[llvm] fd98416 - [llvm][Uniformity] consistently handle always-uniform instructions
Sameer Sahasrabuddhe via llvm-commits
llvm-commits at lists.llvm.org
Fri Mar 10 00:54:06 PST 2023
Author: Sameer Sahasrabuddhe
Date: 2023-03-10T14:23:40+05:30
New Revision: fd98416d378062d1e37349f91a121651fe11c24e
URL: https://github.com/llvm/llvm-project/commit/fd98416d378062d1e37349f91a121651fe11c24e
DIFF: https://github.com/llvm/llvm-project/commit/fd98416d378062d1e37349f91a121651fe11c24e.diff
LOG: [llvm][Uniformity] consistently handle always-uniform instructions
An instruction that is "always uniform" is so even if it occurs in an
irreducible cycle. The output produced by such an instruction may depend on the
implementation defined cycle hierarchy, but that does not affect the uniformity
of the output. In other words, an "always uniform" instruction is uniform even
if it is not m-converged.
Reviewed By: ruiling, ronlieb
Differential Revision: https://reviews.llvm.org/D145572
Added:
Modified:
llvm/docs/ConvergenceAndUniformity.rst
llvm/include/llvm/ADT/GenericUniformityImpl.h
llvm/lib/Analysis/UniformityAnalysis.cpp
llvm/lib/CodeGen/MachineUniformityAnalysis.cpp
llvm/test/Analysis/DivergenceAnalysis/AMDGPU/irreducible/irreducible-2.ll
Removed:
################################################################################
diff --git a/llvm/docs/ConvergenceAndUniformity.rst b/llvm/docs/ConvergenceAndUniformity.rst
index c098ef8635257..ae78692b50103 100644
--- a/llvm/docs/ConvergenceAndUniformity.rst
+++ b/llvm/docs/ConvergenceAndUniformity.rst
@@ -393,15 +393,19 @@ instance is determined as follows:
1. The semantics of the instruction may specify the output to be
uniform.
-2. Otherwise, if it is a PHI node, its output is uniform if and only
- if for every pair of converged dynamic instances produced by all
- threads in ``S``:
+2. Otherwise, the output is divergent if the static instance is not
+ :ref:`m-converged <convergence-m-converged>`.

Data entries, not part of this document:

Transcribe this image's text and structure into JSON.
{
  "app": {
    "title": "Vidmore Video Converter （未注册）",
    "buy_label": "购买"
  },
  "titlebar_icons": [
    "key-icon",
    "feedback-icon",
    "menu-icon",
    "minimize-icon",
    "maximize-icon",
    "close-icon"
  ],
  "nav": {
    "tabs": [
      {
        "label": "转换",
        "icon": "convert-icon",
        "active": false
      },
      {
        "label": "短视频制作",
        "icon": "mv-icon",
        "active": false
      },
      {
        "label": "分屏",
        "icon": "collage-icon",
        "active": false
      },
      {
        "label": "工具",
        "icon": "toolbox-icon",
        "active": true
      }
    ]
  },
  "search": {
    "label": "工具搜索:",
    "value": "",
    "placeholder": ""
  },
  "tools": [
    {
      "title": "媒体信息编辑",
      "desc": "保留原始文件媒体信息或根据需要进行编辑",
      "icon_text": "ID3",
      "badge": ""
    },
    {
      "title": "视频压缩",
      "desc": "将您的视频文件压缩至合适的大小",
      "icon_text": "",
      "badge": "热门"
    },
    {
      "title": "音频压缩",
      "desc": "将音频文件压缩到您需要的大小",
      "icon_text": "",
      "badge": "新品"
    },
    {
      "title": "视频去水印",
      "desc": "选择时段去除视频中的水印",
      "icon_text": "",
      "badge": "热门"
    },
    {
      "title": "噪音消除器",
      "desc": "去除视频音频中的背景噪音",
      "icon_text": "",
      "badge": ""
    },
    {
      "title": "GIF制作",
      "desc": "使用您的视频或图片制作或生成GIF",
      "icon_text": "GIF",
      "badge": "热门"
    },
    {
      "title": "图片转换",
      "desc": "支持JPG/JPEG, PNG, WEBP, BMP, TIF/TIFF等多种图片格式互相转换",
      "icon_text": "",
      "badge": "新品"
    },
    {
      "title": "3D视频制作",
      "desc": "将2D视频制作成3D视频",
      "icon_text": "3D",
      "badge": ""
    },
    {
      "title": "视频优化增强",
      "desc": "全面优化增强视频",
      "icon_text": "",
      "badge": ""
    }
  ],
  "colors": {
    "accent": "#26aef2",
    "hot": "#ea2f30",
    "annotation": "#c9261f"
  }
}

+3. Otherwise, if the static instance is m-converged:
- a. Both instances choose the same output from converged
- dynamic instances, and,
- b. That output is uniform for all threads in ``S``.
-3. Otherwise, the output is uniform if and only if the input
- operands are uniform for all threads in ``S``.
+ 1. If it is a PHI node, its output is uniform if and only
+ if for every pair of converged dynamic instances produced by all
+ threads in ``S``:
+
+ a. Both instances choose the same output from converged
+ dynamic instances, and,
+ b. That output is uniform for all threads in ``S``.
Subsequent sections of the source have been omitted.